Paxton claimed in the motion filed with the Supreme Court in February 2020 that California’s law is unconstitutional. While the Constitution does not ban states from treating other states differently, Paxton argued that California’s ban interferes with interstate commerce by placing unfair limitations on business.
He claimed, “Nothing requires California to fund interstate travel… but when California chooses to do so, it must not invidiously discriminate against other States and those States’ citizens and businesses.”
The motion even trolled LGBTQ advocates by citing Lawrence v. Texas – a major LGBTQ Supreme Court victory that ended sodomy laws in the United States in 2003 – to say that expressing moral disapproval is not a legitimate state interest.
“The motion for leave to file a bill of complaint is denied,” the Supreme Court ordered among a series of quick rulings issued and revealed yesterday. A dissent written by conservative justice Samuel Alito followed, and he was supported by justice Clarence Thomas.
Alito’s dissent opened with a hypothetical, comparing California’s choice not to spend state funding on travel to a state with allegedly discriminatory policies to a federal court refusing to hear a civil issue between citizens of different states.
“What would we do? We would reverse in the blink of an eye.

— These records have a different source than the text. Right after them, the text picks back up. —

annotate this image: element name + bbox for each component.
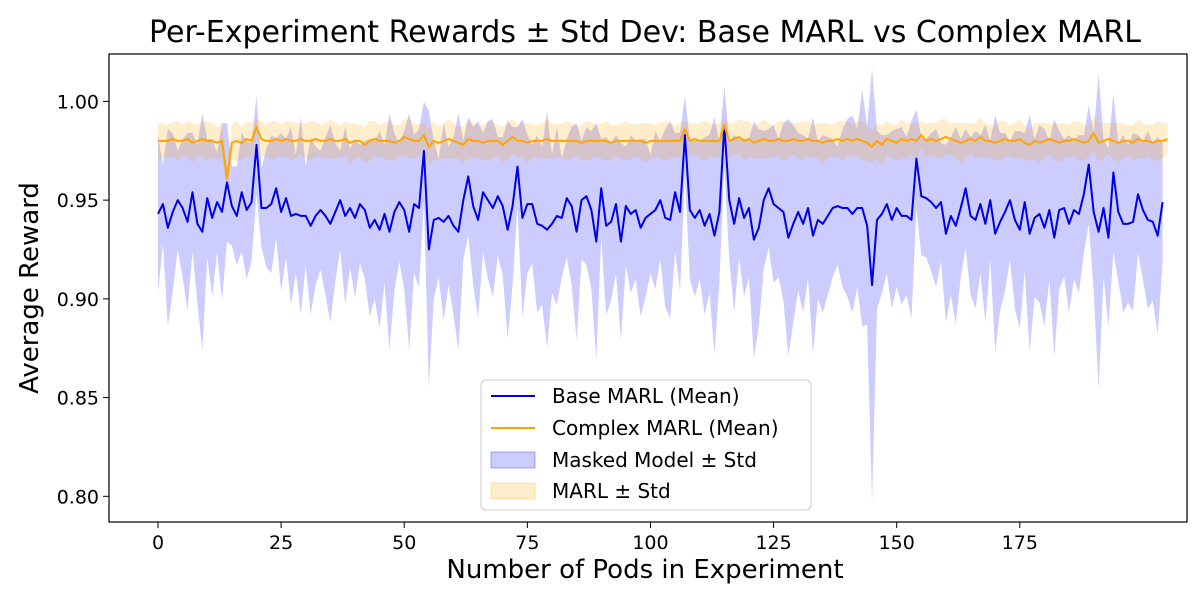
legend-swatch-base-band: [490, 451, 536, 469]
chart-title: Per-Experiment Rewards ± Std Dev: Base M…: [149, 15, 1141, 50]
complex-mean-line: [158, 124, 1168, 180]
x-tick-label: 150: [879, 532, 915, 554]
y-axis-ticks: 0.80 0.85 0.90 0.95 1.00: [57, 91, 109, 508]
legend: Base MARL (Mean) Complex MARL (Mean) Maske…: [480, 379, 812, 511]
x-tick-label: 125: [755, 532, 791, 554]
y-tick-label: 0.85: [57, 388, 99, 410]
legend-label: Complex MARL (Mean): [552, 416, 779, 440]
legend-box: [480, 379, 812, 511]
x-tick-label: 175: [1002, 532, 1038, 554]
y-tick-label: 0.95: [57, 190, 99, 212]
x-tick-label: 50: [392, 532, 416, 554]
y-tick-label: 0.80: [57, 486, 99, 508]
y-axis-label: Average Reward: [15, 182, 45, 394]
plot-frame: [108, 53, 1188, 523]
std-bands: [158, 67, 1168, 503]
base-std-band: [158, 67, 1163, 503]
mean-lines: [157, 124, 1168, 287]
legend-label: Masked Model ± Std: [552, 448, 757, 472]
x-tick-label: 25: [269, 532, 293, 554]
complex-std-band: [158, 115, 1168, 189]
x-tick-label: 75: [515, 532, 539, 554]
y-tick-label: 0.90: [57, 289, 99, 311]
x-tick-label: 0: [152, 532, 164, 554]
y-tick-label: 1.00: [57, 91, 99, 113]
x-axis-ticks: 0 25 50 75 100 125 150 175: [152, 522, 1038, 554]
x-axis-label: Number of Pods in Experiment: [446, 555, 843, 585]
x-tick-label: 100: [632, 532, 668, 554]
legend-swatch-complex-band: [490, 482, 536, 500]
legend-label: MARL ± Std: [552, 479, 671, 503]
legend-label: Base MARL (Mean): [552, 384, 740, 408]
base-mean-line: [157, 124, 1164, 287]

We might also wag a finger at the lower courts,” Alito claimed. “If this is how we would respond to this imaginary Texan versus Californian tort suit, how can we refuse to allow the filing of the complaint in this case?”
Citing the constitutional requirement that disputes between states are under the jurisdiction of the Supreme Court, Alito further complained that the Court was leaving Texas “without any judicial forum” to challenge another state’s action.
Alito admitted that “in fairness to the Court, what it does in this case – claiming the discretion to refuse to entertain Texas’s suit – is consistent with a practice the Court has followed for the past 45 years.” He then argued that no court from the 1700s or 1800s considered not hearing a supposed dispute between states.
“I express no view regarding any of those claims, but I respectfully dissent,” he concluded.
Ten other states fall within California’s ban on interstate travel: Alabama, Iowa, Kansas, Kentucky, Mississippi, North Carolina, Oklahoma, South Carolina, South Dakota, and Tennessee.
The states on the list are determined by the California Attorney General, who prior to this year was Xavier Becerra. Becerra is now the Secretary of Health & Human Services in the Biden administration. Becerra’s confirmation was difficult, in part because of his advocacy for LGBTQ rights, such as his use of this policy.
While the ban may restrict a limited amount of travel by state workers, it doesn’t stop the highest-profile and most important trips. The law prohibits “state-funded or state-sponsored” travel, but there are a bunch of carve-outs to the ban, allowing for travel that includes things like auditing, job training, or anything that is required to get grant money.